Consequence: Message dedup still operates at 1-second granularity because the radio protocol only provides second-resolution sender_timestamp. Do not attempt to fix this by switching to millisecond timestamps — it will break echo dedup (the echo's 4-byte timestamp won't match the stored value) and overflow to_bytes(4, "little"). Incoming DMs now share the same second-resolution content identity tradeoff as channel echoes: same-contact same-text same-second observations collapse onto one stored row.
Outgoing DM echoes remain undecrypted
When our own outgoing DM is heard back via RX_LOG_DATA (self-echo, loopback), _process_direct_message passes our_public_key=None for the outgoing direction, disabling the outbound hash check in the decoder. The decoder's inbound check (src_hash == their_first_byte) fails because the source is us, not the contact — so decryption returns None. This is by design: outgoing DMs are stored directly by the send endpoint, so no message is lost.
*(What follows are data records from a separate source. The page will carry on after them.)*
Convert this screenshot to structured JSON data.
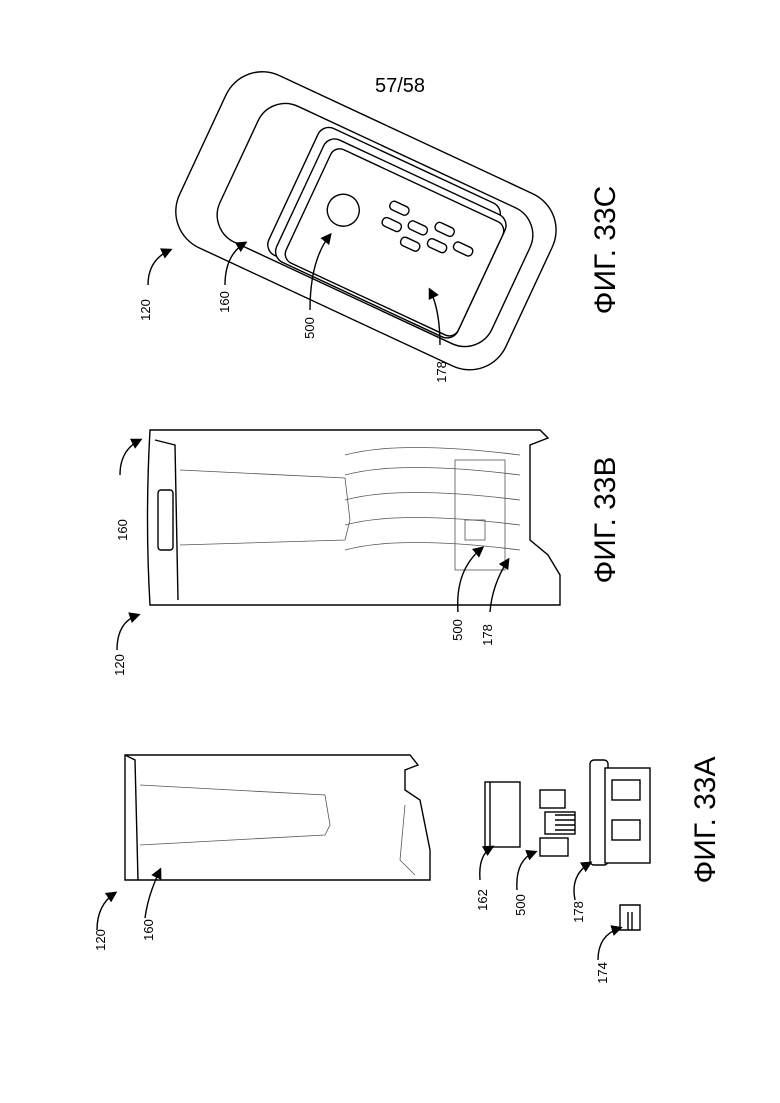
{
  "page_number": "57/58",
  "figures": {
    "fig_33a": {
      "caption": "ФИГ. 33A",
      "refs": [
        "120",
        "160",
        "162",
        "500",
        "178",
        "174"
      ]
    },
    "fig_33b": {
      "caption": "ФИГ. 33B",
      "refs": [
        "120",
        "160",
        "500",
        "178"
      ]
    },
    "fig_33c": {
      "caption": "ФИГ. 33C",
      "refs": [
        "120",
        "160",
        "500",
        "178"
      ]
    }
  }
}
Infinite setup retry on connection monitor
When post_connect_setup() fails (e.g. export_and_store_private_key raises RuntimeError because the radio didn't respond), _setup_complete is never set to True. The connection monitor sees connected and not setup_complete and retries every 5 seconds — indefinitely. This is intentional: the radio may be rebooting, waking from sleep, or otherwise temporarily unresponsive. We keep retrying so that setup completes automatically once the radio becomes available, without requiring manual intervention.
DELETE channel returns 200 for non-existent keys
DELETE /api/channels/{key} returns {"status": "ok"} even if the key didn't exist. This is intentional — the postcondition is "channel doesn't exist," which is satisfied regardless of whether it existed before. No 404 needed.
Contact lat/lon 0.0 vs NULL
MeshCore uses 0.0 as the sentinel for "no GPS coordinates" (see models.py to_radio_dict). The upsert SQL uses COALESCE(excluded.lat, contacts.lat), which preserves existing values when the new value is NULL — but 0.0 is not NULL, so it overwrites previously valid coordinates. This is intentional: we always want the most recent location data. If a device stops broadcasting GPS, the old coordinates are presumably stale/wrong, so overwriting with "not available" (0.0) is the correct behavior.
Editing Checklist
When changing backend behavior:
- Update/add router and repository tests.
- Confirm WS event contracts when payload shape changes.
- Run
PYTHONPATH=. uv run pytest tests/ -v. - If API contract changed, update frontend types and AGENTS docs.